Graham’s fails here are of both type 1 and type 2. In terms of type 2, his failure to keep careful notes on how the various pieces of the project were made to fit together meant that he lacked the framework to understand how he had made the project vulnerable to attack. The actual fail point of the attack - that’s a type 1 fail, but could have been avoided if Graham had participated more in the spirit of open software development, e.g., read the security warnings in the developer forum! When Graham realized what had happened to his project, he was faced with two options. One option, having already published a piece on the project that hailed its successes and broad lessons for crowdsourcing cultural heritage, would have been to quietly walked away from the project (perhaps putting up a new website averring that version 2.0 was coming, pending funding). The other option was to warn folks to beef up the security and backups for their own projects. At the time, crowdsourcing was very much an academic fashion and Graham opted for the second option in that spirit. In doing this, the HeritageCrowd project became a fail of type 3, an artifact for study and reflection. The act of blogging his post-mortem makes this project also an instance of type 5, or the communication of the fail. It is worth pointing out here that the public sharing of this failure is not without issues. As we indicated in the Open Notebook Research & Scholarly Communication section, the venue for sharing what hasn’t worked and the lessons learned is highly contingent on many factors. Graham, as a white male tenure-track academic on the web in 2012, could share openly that things had not worked. As the web has developed in the intervening years, and with the increasing polarization of web discourse into broad ideological camps, it may well not be safe for someone in a more precarious position to share so openly. One must keep in mind one’s own situation and adapt what we argue for here accordingly. Sharing fails can be done with close colleagues, students, specialist forums and so on.
If we are successful with ODATE, and the ideas of productive fail begin to permeate more widely in the teaching of digital archaeology, then a pedagogy that values fail will with time normalize such ‘negative results’. We are motivated by this belief that digital archaeology is defined by the productive, pedagogical fail. It is this aspect of digital archaeology that also makes it a kind of public archaeology, and that failing in public can be the most powerful thing that digital archaeology offers the wider field.
We implore you to do your research so that others can retrace your steps; even a partial step forward is a step forward! When you find a colleague struggling, give positive and meaningful feedback. Be open about your own struggles, but get validation of your skills if necessary.

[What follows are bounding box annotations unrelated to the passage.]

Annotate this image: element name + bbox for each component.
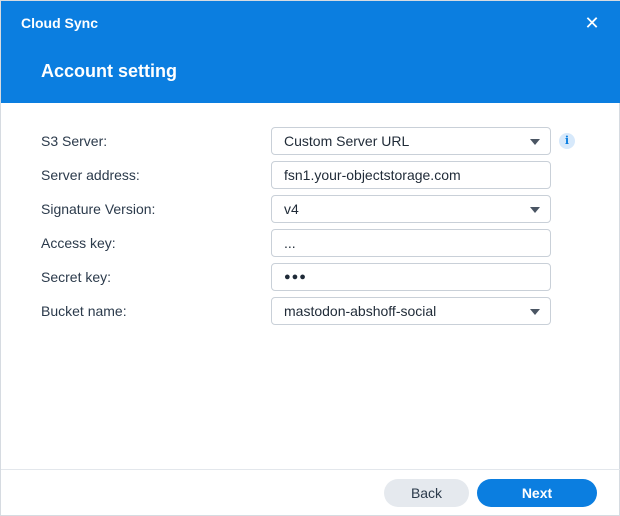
- access-key-value: ...: [284, 235, 296, 251]
- signature-version-value: v4: [284, 201, 299, 217]
- next-button[interactable]: Next: [477, 479, 597, 507]
- info-icon[interactable]: i: [559, 133, 575, 149]
- app-title: Cloud Sync: [21, 15, 99, 31]
- s3-server-row: S3 Server: Custom Server URL i: [41, 127, 601, 155]
- secret-key-label: Secret key:: [41, 269, 112, 285]
- footer-divider: [1, 469, 620, 470]
- signature-version-select[interactable]: v4: [271, 195, 551, 223]
- chevron-down-icon: [530, 139, 540, 145]
- secret-key-value: ●●●: [284, 271, 307, 283]
- dialog-header: Cloud Sync ✕ Account setting: [1, 1, 620, 103]
- page-title: Account setting: [41, 61, 178, 81]
- bucket-name-select[interactable]: mastodon-abshoff-social: [271, 297, 551, 325]
- secret-key-row: Secret key: ●●●: [41, 263, 601, 291]
- chevron-down-icon: [530, 309, 540, 315]
- signature-version-label: Signature Version:: [41, 201, 156, 217]
- access-key-input[interactable]: ...: [271, 229, 551, 257]
- s3-server-value: Custom Server URL: [284, 133, 410, 149]
- bucket-name-value: mastodon-abshoff-social: [284, 303, 437, 319]
- access-key-label: Access key:: [41, 235, 116, 251]
- s3-server-select[interactable]: Custom Server URL: [271, 127, 551, 155]
- bucket-name-label: Bucket name:: [41, 303, 127, 319]
- back-button[interactable]: Back: [384, 479, 469, 507]
- s3-server-label: S3 Server:: [41, 133, 108, 149]
- server-address-label: Server address:: [41, 167, 140, 183]
- close-icon[interactable]: ✕: [583, 13, 601, 33]
- server-address-input[interactable]: fsn1.your-objectstorage.com: [271, 161, 551, 189]
- secret-key-input[interactable]: ●●●: [271, 263, 551, 291]
- access-key-row: Access key: ...: [41, 229, 601, 257]
- bucket-name-row: Bucket name: mastodon-abshoff-social: [41, 297, 601, 325]
- chevron-down-icon: [530, 207, 540, 213]
- server-address-value: fsn1.your-objectstorage.com: [284, 167, 461, 183]
- cloud-sync-dialog: Cloud Sync ✕ Account setting S3 Server: …: [0, 0, 620, 516]
- signature-version-row: Signature Version: v4: [41, 195, 601, 223]
- server-address-row: Server address: fsn1.your-objectstorage.…: [41, 161, 601, 189]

Build things that make you feel good about your work into your work.
1.5.2 Exercises
What are the nature of your own fails? Reflect on a ‘fail’ that happened this past year. Where might it fit on the taxonomy? Share this fail via your open notebook, blog, or similar, with your classmates. How can your classmate convert their fails into types three or four?
References
Allington, Brouillette, D. 2016. “Neoliberal Tools (and Archives): A Political History of Digital Humanities.” LA Review of Books. https://lareviewofbooks.org/article/neoliberal-tools-archives-political-history-digital-humanities/#!
Greenspan, B. 2016. “The Scandal of Digital Humanities.” Hyperlab Blog. https://carleton.ca/hyperlab/2018/the-scandal-of-digital-humanities/.
Graham, Shawn, Guy Massie, and Nadine Feuerherm. 2013. “The Heritagecrowd Project: A Case Study in Crowdsourcing Public History.” Writing History in the Digital Age.